Heimkehr

[Mych] Es ist Dienstag, der 4. November, 3 Uhr morgens — gestern war mein Geburtstag. Auf dem Fußabtreter hinter der Haustür liegt der erwartete Berg an Post, die sich im Laufe der letzten drei Wochen angesammelt hat.

Drei Wochen Ausnahmezustand.

Freitag, 31. Oktober, nachmittags. Meine Mutter fährt mit uns zum Pflegeheim. Wir haben den Vormittag und den Tag davor damit verbracht, ihr Zimmer dort ein bisschen wohnlicher einzurichten — ein paar hübsche, kleinere Möbel noch aus der Japan-Zeit meiner Eltern; ihr Fernseher; ihre neue Couch.

Es ist uns allen bewusst, dass dies der einzige Weg ist. In dem großen Haus kann sie nicht alleine bleiben. Sie fühlt sich gefangen dort, sagt sie, und das ist nachvollziehbar: Mehrere Stufen führen zur Haustüre hoch, und den Weg in den Garten versperren mehrere unüberwindliche Schwellen. Das Haus war noch nie rollstuhlgeeignet, und die Rampe vor dem Haus war schon immer nur eine Notlösung.

Auch das Pflegeheim ist nur eine Notlösung. Anfang des Jahres wird sie in betreutes Wohnen umziehen — in eine Eigentumswohnung auf dem gleichen Gelände.
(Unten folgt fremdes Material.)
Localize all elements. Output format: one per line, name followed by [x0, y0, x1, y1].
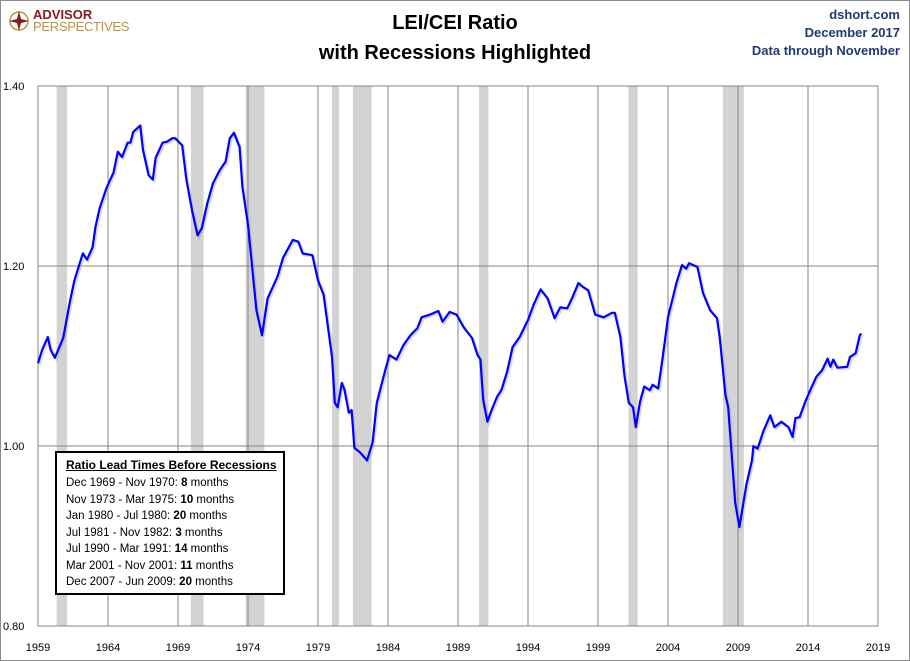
- lead-time-range: Mar 2001 - Nov 2001:: [66, 559, 181, 572]
- y-tick-label: 1.40: [3, 81, 24, 93]
- y-tick-label: 1.20: [3, 261, 24, 273]
- compass-icon: [9, 11, 29, 31]
- lead-time-unit: months: [187, 543, 229, 555]
- lead-time-value: 10: [180, 493, 194, 506]
- lead-time-unit: months: [181, 526, 223, 539]
- lei-cei-ratio-line: [36, 124, 863, 529]
- chart-subtitle: with Recessions Highlighted: [318, 42, 592, 64]
- x-tick-label: 1959: [26, 642, 50, 654]
- y-tick-label: 0.80: [3, 621, 24, 633]
- lead-time-value: 11: [180, 559, 193, 572]
- x-tick-label: 2009: [726, 642, 750, 654]
- lead-time-range: Dec 2007 - Jun 2009:: [66, 576, 180, 588]
- x-tick-label: 2019: [866, 642, 890, 654]
- date-label: December 2017: [804, 25, 900, 40]
- lead-time-row: Jul 1990 - Mar 1991: 14 months: [66, 541, 283, 558]
- data-through-label: Data through November: [751, 43, 900, 58]
- lead-time-range: Nov 1973 - Mar 1975:: [66, 493, 181, 506]
- x-tick-label: 1984: [376, 642, 400, 654]
- x-tick-label: 1999: [586, 642, 610, 654]
- lead-time-value: 20: [173, 510, 187, 522]
- lead-time-value: 3: [175, 526, 182, 539]
- recession-band: [722, 86, 744, 626]
- lead-time-unit: months: [187, 477, 229, 489]
- recession-band: [353, 86, 372, 626]
- lead-time-range: Jul 1981 - Nov 1982:: [66, 526, 176, 539]
- lead-time-row: Dec 2007 - Jun 2009: 20 months: [66, 574, 283, 591]
- x-tick-label: 1979: [306, 642, 330, 654]
- lead-time-row: Dec 1969 - Nov 1970: 8 months: [66, 475, 283, 492]
- plot-border: [37, 85, 879, 627]
- lead-time-row: Jan 1980 - Jul 1980: 20 months: [66, 508, 283, 525]
- x-tick-label: 1989: [446, 642, 470, 654]
- logo-line2: PERSPECTIVES: [33, 19, 130, 34]
- x-tick-label: 1969: [166, 642, 190, 654]
- x-tick-label: 2004: [656, 642, 680, 654]
- logo-line1: ADVISOR: [33, 7, 93, 22]
- lead-time-value: 14: [174, 543, 188, 555]
- lead-time-unit: months: [191, 576, 233, 588]
- lead-time-unit: months: [193, 493, 235, 506]
- recession-band: [56, 86, 68, 626]
- x-tick-label: 1974: [236, 642, 260, 654]
- lead-time-value: 20: [179, 576, 192, 588]
- lead-times-box: Ratio Lead Times Before Recessions Dec 1…: [55, 451, 285, 595]
- lead-time-row: Nov 1973 - Mar 1975: 10 months: [66, 492, 283, 509]
- lead-time-range: Jul 1990 - Mar 1991:: [66, 543, 175, 555]
- x-tick-label: 1964: [96, 642, 120, 654]
- y-tick-label: 1.00: [3, 441, 24, 453]
- lead-times-title: Ratio Lead Times Before Recessions: [66, 458, 277, 472]
- lead-time-row: Mar 2001 - Nov 2001: 11 months: [66, 558, 283, 575]
- x-tick-label: 1994: [516, 642, 540, 654]
- advisor-perspectives-logo: ADVISOR PERSPECTIVES: [8, 7, 130, 34]
- recession-band: [332, 86, 339, 626]
- lead-time-value: 8: [181, 477, 188, 489]
- lead-time-range: Dec 1969 - Nov 1970:: [66, 477, 182, 489]
- lead-time-unit: months: [192, 559, 234, 572]
- lead-time-unit: months: [186, 510, 228, 522]
- chart-title: LEI/CEI Ratio: [392, 12, 518, 34]
- source-label: dshort.com: [829, 7, 900, 22]
- lead-time-range: Jan 1980 - Jul 1980:: [66, 510, 174, 522]
- recession-band: [628, 86, 638, 626]
- lead-time-row: Jul 1981 - Nov 1982: 3 months: [66, 525, 283, 542]
- recession-band: [479, 86, 489, 626]
- x-tick-label: 2014: [796, 642, 820, 654]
Von ihrem Balkon aus wird sie ein bisschen in die Schweiz hinüber sehen können. Anfang nächsten Jahres soll die Wohnung bezugsfertig sein. Noch viel zu tun bis dahin. Immerhin etwas, auf das man sich freuen kann.

Mittwoch, 22. Oktober. Meine Tage bestehen aus Telefonieren und Autofahren. Der Audi meines Vaters ist fast so alt wie das Haus, aber er fährt noch gut. Ich spreche mit dem Anwalt, der Bank, der Immobilienverwaltung.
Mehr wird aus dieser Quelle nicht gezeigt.